Monday, October 28, 2013
Ella and Louis Again on Analogue Productions' CD/SACD Hybrid
"Mono kicks ass!"
Bob Clarke was right. As soon as I brought the Analogue Production CD/SACD reissue of Ella and Louis Again into our room at the Rocky Mountain Audio Fest earlier this month, I knew Chad Kassem had another winner on his hands. Between Chad's Analogue Productions record label, 2L Recordings and FIM, the audiophile market is flooded with great reissues right now. It's certainly risky to play mono recordings at trade shows--one of those sit-down-for-three-and-a-half-seconds audiophiles might drop by and then proceed to tell his all his buddies that the sound in the room was compressed and that the soundstage seemed awfully narrow. For me it takes a few seconds for a mono recording to register in my brain--especially one that sounds as good as this one. Listening to a beautiful mono recording like Ella and Louis Again is like viewing an Ansel Adams print. Sure, it's in black and white, but look at all that amazing detail!
I've been joking for the last few weeks that among audiophiles, this seems to be the Year of Ella Fitzgerald. Once I purchased the Analogue Productions CD/SACD of Clap Hands Here Comes Charlie! a few months ago, it seems like I've been hearing her everywhere--not just at trade shows.

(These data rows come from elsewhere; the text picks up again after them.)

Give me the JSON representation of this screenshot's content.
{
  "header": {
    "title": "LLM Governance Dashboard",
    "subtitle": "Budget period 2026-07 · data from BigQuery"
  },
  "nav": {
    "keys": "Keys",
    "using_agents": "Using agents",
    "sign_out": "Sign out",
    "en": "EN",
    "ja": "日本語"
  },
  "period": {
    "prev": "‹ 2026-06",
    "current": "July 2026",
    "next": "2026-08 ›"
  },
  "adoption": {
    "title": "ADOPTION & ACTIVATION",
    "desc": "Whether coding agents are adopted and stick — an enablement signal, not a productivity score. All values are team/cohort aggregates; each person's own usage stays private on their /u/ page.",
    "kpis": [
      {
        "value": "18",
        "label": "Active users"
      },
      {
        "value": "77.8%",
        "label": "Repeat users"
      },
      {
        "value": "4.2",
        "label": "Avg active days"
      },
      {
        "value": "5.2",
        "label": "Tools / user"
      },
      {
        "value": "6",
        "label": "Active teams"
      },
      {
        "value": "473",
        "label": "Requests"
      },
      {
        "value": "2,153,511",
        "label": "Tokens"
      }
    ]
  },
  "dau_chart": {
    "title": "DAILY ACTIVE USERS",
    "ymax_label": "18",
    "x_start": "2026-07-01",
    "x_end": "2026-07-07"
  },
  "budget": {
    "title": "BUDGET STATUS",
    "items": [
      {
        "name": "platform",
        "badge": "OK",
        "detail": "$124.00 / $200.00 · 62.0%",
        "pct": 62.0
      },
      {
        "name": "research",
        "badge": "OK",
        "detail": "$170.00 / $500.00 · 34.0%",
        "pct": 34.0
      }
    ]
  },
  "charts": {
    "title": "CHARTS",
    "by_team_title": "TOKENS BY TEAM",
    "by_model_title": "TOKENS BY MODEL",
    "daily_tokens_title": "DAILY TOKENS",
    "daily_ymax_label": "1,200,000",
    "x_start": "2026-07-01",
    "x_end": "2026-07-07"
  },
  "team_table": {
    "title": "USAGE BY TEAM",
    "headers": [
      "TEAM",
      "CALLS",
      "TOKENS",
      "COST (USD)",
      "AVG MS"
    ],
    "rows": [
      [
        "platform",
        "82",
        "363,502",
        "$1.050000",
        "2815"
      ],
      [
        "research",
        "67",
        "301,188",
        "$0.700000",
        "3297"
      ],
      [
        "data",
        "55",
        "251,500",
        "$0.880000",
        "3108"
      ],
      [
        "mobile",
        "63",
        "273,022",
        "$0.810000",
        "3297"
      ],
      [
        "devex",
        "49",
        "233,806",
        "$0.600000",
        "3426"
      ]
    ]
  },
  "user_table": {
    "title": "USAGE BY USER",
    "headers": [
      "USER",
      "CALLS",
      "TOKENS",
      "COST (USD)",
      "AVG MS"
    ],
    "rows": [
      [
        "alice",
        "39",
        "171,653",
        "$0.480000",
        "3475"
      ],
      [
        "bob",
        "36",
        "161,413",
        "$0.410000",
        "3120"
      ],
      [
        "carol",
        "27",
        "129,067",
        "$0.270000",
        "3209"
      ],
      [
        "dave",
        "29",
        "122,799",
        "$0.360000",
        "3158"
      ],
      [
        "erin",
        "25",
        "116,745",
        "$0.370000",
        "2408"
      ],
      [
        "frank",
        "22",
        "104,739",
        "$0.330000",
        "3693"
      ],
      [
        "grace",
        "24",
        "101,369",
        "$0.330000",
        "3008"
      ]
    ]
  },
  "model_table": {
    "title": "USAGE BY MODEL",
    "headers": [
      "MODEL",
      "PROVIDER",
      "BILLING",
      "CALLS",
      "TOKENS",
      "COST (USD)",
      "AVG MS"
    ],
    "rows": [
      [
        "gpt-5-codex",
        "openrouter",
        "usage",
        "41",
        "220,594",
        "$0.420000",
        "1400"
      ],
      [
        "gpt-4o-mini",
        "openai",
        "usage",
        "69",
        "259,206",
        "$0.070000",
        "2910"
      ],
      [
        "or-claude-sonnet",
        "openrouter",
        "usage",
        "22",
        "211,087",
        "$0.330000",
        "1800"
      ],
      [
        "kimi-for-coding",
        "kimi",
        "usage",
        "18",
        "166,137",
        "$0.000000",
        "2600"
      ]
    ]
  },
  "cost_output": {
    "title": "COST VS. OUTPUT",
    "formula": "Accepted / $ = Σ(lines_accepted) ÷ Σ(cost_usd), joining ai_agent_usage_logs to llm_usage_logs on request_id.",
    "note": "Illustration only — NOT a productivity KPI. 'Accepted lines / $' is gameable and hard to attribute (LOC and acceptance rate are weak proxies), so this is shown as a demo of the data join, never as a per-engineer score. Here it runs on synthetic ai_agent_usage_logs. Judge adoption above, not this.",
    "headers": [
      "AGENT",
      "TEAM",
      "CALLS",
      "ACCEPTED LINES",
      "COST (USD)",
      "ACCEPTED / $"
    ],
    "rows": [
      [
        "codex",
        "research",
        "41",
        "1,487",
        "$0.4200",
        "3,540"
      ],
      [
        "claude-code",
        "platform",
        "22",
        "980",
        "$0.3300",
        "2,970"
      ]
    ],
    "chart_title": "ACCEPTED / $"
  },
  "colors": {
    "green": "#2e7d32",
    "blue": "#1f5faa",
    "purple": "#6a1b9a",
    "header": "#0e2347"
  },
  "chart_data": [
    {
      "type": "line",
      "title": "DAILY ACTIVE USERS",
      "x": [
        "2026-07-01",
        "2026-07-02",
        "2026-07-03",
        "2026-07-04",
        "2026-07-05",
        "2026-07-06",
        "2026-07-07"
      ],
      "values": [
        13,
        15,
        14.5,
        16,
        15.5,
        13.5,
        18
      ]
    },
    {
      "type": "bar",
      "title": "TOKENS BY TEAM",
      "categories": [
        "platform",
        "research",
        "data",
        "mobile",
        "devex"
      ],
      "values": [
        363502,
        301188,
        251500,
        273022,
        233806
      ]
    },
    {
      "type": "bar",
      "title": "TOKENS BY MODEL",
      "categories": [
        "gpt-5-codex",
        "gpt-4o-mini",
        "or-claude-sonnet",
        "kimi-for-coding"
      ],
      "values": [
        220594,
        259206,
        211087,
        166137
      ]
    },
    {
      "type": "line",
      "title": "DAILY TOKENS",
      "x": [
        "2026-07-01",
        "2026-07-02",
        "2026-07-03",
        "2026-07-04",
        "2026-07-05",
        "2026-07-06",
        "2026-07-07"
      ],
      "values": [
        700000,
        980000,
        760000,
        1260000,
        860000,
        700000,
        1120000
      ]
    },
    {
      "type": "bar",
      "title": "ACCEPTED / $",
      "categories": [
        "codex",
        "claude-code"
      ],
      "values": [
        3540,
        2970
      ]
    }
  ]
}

Part of the reason, I suppose, is because there are so many great Ella reissues out on audiophile labels right now--including this disc's predecessor, 1956's Ella and Louis, which Chad released not too long ago. I've jumped on the Ella bandwagon as well, and I've been a sucker for all things Satchmo for at least the last decade, so buying this exquisite 1957 mono recording seemed to make perfect sense even if the occasional show attendee didn't quite get it.
Yes, this album kicks ass. Look at the line-up...aside from Ella and Mr. Armstrong, you have Ray Brown on bass, Oscar Peterson on piano, Louis Bellson on drums and Herb Ellis on guitar. Does it get any better than this? When you hear an excellent recording with stellar performers creating one-of-a-kind performances, you're instantly shoved into a time machine and transported to back to the recording event. When the recording is in mono (or even on a pristine 78 rpm disc), those quaint technologies add a stunning patina to the surface. It's like seeing a daguerrotype of a long-dead historical figure and seeing through the scratches and the blemishes and saying to yourself, "My God, that's really them!"
It certainly helps when someone comes along a squeezes even more life out of the artifact while gently wiping off a layer of dust. I'm sure there are plenty of vinylphiles like me who would rather have a mint copy of the first Verve pressing of Ella and Louis Again, but I'm sure that would cost a fortune. For $30, you can have something that either comes awfully close, or completely
surpasses the original, depending on your format prejudices.